Making a Man: Gentlemanly Appetites in the Nineteenth-Century British Novel
by Gwen Hyman
Ohio University Press, 2009
Paper: 978-0-8214-1854-3 | Cloth: 978-0-8214-1853-6
Library of Congress Classification PR868.M45H96 2009
Dewey Decimal Classification 823.8093521

ABOUT THIS BOOK | AUTHOR BIOGRAPHY | TOC
ABOUT THIS BOOK
Gruel and truffles, wine and gin, opium and cocaine. Making a Man: Gentlemanly Appetites in the Nineteenth-Century British Novel addresses consumption of food, drink, and drugs in the conspicuously consuming nineteenth century in order to explore the question of what, in fact, makes a man in novels of the period. Gwen Hyman analyzes the rituals of dining room, drawing room, opium den, and cocaine lab, and the ways in which these alimentary behaviors make, unmake, and remake the gentlemanly body.

The gentleman, Making a Man argues, is a dangerous alimental force. Threatened with placelessness, he seeks to locate and mark himself through his feasting and fasting.
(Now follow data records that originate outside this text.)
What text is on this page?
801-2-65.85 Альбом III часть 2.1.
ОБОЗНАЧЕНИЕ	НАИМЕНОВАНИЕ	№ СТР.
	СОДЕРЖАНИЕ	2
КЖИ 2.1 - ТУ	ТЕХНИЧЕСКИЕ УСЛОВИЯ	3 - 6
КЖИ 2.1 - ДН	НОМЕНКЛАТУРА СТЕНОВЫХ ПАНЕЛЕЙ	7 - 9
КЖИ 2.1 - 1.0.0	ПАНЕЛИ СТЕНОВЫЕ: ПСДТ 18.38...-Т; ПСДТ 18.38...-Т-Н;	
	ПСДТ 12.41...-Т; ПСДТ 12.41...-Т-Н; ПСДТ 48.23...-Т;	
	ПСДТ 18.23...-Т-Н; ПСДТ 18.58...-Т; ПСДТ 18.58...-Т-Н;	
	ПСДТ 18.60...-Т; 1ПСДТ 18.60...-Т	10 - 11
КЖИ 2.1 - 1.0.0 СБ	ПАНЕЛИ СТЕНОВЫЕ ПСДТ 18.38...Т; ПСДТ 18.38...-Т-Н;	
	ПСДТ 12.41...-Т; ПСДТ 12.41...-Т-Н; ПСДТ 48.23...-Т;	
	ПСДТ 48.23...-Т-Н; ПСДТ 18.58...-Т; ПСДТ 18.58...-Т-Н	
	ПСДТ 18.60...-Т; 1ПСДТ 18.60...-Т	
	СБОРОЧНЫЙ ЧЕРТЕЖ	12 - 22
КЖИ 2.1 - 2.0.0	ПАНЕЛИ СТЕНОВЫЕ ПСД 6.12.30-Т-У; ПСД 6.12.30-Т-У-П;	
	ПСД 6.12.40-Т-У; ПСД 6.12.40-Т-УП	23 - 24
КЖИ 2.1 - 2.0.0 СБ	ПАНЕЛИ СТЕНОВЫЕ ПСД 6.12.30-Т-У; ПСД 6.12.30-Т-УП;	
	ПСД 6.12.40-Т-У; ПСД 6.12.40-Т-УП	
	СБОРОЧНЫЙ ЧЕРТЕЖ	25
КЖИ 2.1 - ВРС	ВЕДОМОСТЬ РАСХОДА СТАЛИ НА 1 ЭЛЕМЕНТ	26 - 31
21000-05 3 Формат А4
But in doing so, he inevitably threatens to starve, to subsume, to swallow the community around him. The gentleman is at once fundamental and fundamentally threatening to the health of the nation: his alimental monstrousness constitutes the nightmare of the period’s striving, anxious, alimentally fraught middle class.

Making a Man makes use of food history and theory, literary criticism, anthropology, gender theory, economics, and social criticism to read gentlemanly consumers from Mr. Woodhouse, the gruel-eater in Jane Austen’s Emma, through the vampire and the men who hunt him in Bram Stoker’s Dracula. Hyman argues that appetite is a crucial means of casting light on the elusive identity of the gentleman, a figure who is the embodiment of power and yet is hardly embodied in Victorian literature.